# Who are the best insurance brokers in the industry ?



## The INSURANCE Guide (Mar 1, 2019)

Drivers have forever complained about their insurance brokers and I want to finally get an understanding of what makes a good broker and a bad broker, who are the better ones and and who are the worst, where is the FHV INSURANCE INDUSTRY heading ?


----------



## New2This (Dec 27, 2015)

I have a great one. He does Erie rideshare coverage for me and several other members of UPNet.


----------



## The INSURANCE Guide (Mar 1, 2019)

The tlc/fhv insurance industry has been outdated for years. Brokers are super slow to process a drivers license or generate a quote.



New2This said:


> I have a great one. He does Erie rideshare coverage for me and several other members of UPNet.


What city?


----------



## New2This (Dec 27, 2015)

Let me guess: you have the solution?

If you're trying to drum up business then contact UPNet and become a paying sponsor.



The INSURANCE Guide said:


> What city?


DC area


----------



## The INSURANCE Guide (Mar 1, 2019)

New2This said:


> Let me guess: you have the solution?
> 
> If you're trying to drum up business then contact UPNet and become a paying sponsor.
> 
> ...


Do you guys have American transit out there ?



jgiun1 said:


> Better looking than this ANT scam
> View attachment 301202





The INSURANCE Guide said:


> Do you guys have American transit out there ?


What is ANT sir ?


----------



## The INSURANCE Guide (Mar 1, 2019)

jgiun1 said:


> Here it mainly the foreign drivers that sit in rush traffic for hours to get three rides in 3 hours and make 5 dollars extra....driving for 65 cents a mile. The art of actually logging offline to help create demand in areas is over...people willing to sacrifice money just to say "they're busy".


that's funny.


----------



## jgiun1 (Oct 16, 2017)

The INSURANCE Guide said:


> that's funny.


I'm sorry.....put it on the wrong thread...I deleted it...don't want to ruin you're thread about insurance.....my bad, wanted to post all that to the thread under yours.


----------



## New2This (Dec 27, 2015)

The INSURANCE Guide said:


> Do you guys have American transit out there ?


I've never heard of them.

Are you an agent/broker for them?


----------



## The INSURANCE Guide (Mar 1, 2019)

No, I am a driver- I am trying to find out the different experience drivers have had with brokers because I have had terrible experiences and any recommendations will certainly help.


----------



## New2This (Dec 27, 2015)

The INSURANCE Guide said:


> No, I am a driver- I am trying to find out the different experience drivers have had with brokers because I have had terrible experiences and any recommendations will certainly help.

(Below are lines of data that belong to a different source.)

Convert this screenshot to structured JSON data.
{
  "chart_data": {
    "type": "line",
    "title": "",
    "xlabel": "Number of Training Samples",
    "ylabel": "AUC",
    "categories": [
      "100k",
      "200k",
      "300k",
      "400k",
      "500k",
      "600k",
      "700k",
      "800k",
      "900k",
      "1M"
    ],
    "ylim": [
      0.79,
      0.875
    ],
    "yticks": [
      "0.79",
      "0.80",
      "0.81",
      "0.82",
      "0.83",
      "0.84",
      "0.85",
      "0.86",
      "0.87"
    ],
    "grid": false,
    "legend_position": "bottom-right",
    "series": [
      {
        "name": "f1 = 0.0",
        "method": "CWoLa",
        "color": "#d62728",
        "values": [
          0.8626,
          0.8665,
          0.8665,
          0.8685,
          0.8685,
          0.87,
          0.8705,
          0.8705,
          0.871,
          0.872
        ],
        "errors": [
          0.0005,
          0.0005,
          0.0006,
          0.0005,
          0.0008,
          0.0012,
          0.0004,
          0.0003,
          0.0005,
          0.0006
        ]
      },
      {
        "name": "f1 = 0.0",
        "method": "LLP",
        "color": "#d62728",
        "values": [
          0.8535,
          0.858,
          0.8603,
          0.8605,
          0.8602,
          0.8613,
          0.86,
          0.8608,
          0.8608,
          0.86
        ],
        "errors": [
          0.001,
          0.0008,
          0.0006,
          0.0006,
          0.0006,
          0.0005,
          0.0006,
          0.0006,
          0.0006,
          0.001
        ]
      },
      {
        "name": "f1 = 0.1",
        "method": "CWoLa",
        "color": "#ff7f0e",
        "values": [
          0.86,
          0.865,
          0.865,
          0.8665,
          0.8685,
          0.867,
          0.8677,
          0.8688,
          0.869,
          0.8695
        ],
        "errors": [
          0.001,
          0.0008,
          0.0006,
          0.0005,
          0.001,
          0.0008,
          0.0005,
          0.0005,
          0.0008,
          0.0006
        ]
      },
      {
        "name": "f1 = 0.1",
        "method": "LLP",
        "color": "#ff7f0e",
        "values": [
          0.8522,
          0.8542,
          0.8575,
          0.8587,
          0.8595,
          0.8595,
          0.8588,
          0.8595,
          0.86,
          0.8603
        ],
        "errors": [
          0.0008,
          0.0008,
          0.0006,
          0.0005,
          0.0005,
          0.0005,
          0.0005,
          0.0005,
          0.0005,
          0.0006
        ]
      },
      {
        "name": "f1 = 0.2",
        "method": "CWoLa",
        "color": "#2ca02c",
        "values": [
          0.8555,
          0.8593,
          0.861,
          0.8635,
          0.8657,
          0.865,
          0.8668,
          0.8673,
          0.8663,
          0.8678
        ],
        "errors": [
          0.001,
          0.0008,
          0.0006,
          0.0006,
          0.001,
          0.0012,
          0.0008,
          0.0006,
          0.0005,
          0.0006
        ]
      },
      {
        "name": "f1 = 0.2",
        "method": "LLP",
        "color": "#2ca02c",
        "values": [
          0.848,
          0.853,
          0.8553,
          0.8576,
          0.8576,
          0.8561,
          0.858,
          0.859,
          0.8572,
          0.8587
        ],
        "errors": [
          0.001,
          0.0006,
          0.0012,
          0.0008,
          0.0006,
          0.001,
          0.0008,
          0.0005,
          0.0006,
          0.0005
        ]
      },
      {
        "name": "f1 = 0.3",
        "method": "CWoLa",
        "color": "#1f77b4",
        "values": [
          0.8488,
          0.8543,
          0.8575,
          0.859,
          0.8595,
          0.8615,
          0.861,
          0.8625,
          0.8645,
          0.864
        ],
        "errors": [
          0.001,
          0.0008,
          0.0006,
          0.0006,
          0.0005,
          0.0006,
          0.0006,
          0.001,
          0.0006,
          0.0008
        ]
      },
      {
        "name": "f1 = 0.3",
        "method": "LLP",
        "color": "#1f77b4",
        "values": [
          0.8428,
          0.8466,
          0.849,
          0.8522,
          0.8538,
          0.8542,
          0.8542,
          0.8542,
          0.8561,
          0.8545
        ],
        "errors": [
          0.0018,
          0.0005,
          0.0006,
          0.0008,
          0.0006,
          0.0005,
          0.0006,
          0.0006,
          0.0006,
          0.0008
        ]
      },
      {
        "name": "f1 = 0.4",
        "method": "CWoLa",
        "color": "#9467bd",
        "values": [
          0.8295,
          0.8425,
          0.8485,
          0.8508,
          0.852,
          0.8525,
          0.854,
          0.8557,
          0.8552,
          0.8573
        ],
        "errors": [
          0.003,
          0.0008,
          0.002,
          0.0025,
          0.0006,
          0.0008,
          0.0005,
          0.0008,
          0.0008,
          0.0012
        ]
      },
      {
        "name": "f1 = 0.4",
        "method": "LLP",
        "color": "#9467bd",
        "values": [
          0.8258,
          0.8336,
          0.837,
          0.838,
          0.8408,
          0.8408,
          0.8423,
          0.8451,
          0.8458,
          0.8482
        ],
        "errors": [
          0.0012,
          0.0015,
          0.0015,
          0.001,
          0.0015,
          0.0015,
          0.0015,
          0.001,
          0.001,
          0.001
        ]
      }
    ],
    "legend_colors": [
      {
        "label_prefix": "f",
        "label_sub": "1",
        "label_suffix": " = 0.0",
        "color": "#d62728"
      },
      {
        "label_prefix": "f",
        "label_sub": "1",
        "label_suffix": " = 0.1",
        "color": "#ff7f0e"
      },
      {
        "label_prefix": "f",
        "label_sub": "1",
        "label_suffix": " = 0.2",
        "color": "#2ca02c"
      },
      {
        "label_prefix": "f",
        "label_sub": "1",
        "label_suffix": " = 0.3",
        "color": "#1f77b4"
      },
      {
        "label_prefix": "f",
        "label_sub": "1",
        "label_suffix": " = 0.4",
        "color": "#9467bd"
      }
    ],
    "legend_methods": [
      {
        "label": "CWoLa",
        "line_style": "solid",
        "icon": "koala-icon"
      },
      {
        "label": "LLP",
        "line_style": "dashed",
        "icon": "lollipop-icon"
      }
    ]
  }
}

You might be better off posting this in the NYC forum. NYC is unlike any other market in the country.

Do a search there first because I'm sure insurance has been covered there extensively.


----------



## Launchpad McQuack (Jan 8, 2019)

The INSURANCE Guide said:


> No, I am a driver- I am trying to find out the different experience drivers have had with brokers because I have had terrible experiences and any recommendations will certainly help.


I went through a broker for my condo insurance. They were helpful. It was a good experience. I live by the beach, and a lot of insurance companies will not insure that close to the ocean. If they will, then it is ridiculously expensive. My broker found me a company that had much better rates than I was able to find getting quotes from the big boys on my own.

Recently, I went back to the same broker to see about getting an auto insurance policy that wouldn't have any gaps in coverage while I'm doing deliveries for Uber Eats. For this, they were worthless. They found one company that would insure me and only if I kept my online time with Uber to less than 20 hours per week. I guess I'm stuck going with the big boys for this.


----------



## BigJohn (Jan 27, 2016)

The INSURANCE Guide said:


> No, I am a driver- I am trying to find out the different experience drivers have had with brokers because I have had terrible experiences and any recommendations will certainly help.


Here is the thing about brokers: Most are location based. So you really need to be asking in your local forum.


----------



## NYCFunDriver (Dec 31, 2016)

The INSURANCE Guide said:


> The tlc/fhv insurance industry has been outdated for years. Brokers are super slow to process a drivers license or generate a quote.


That is not true. I go through Next Century. They're not slow. I got quotes almost immediately.


----------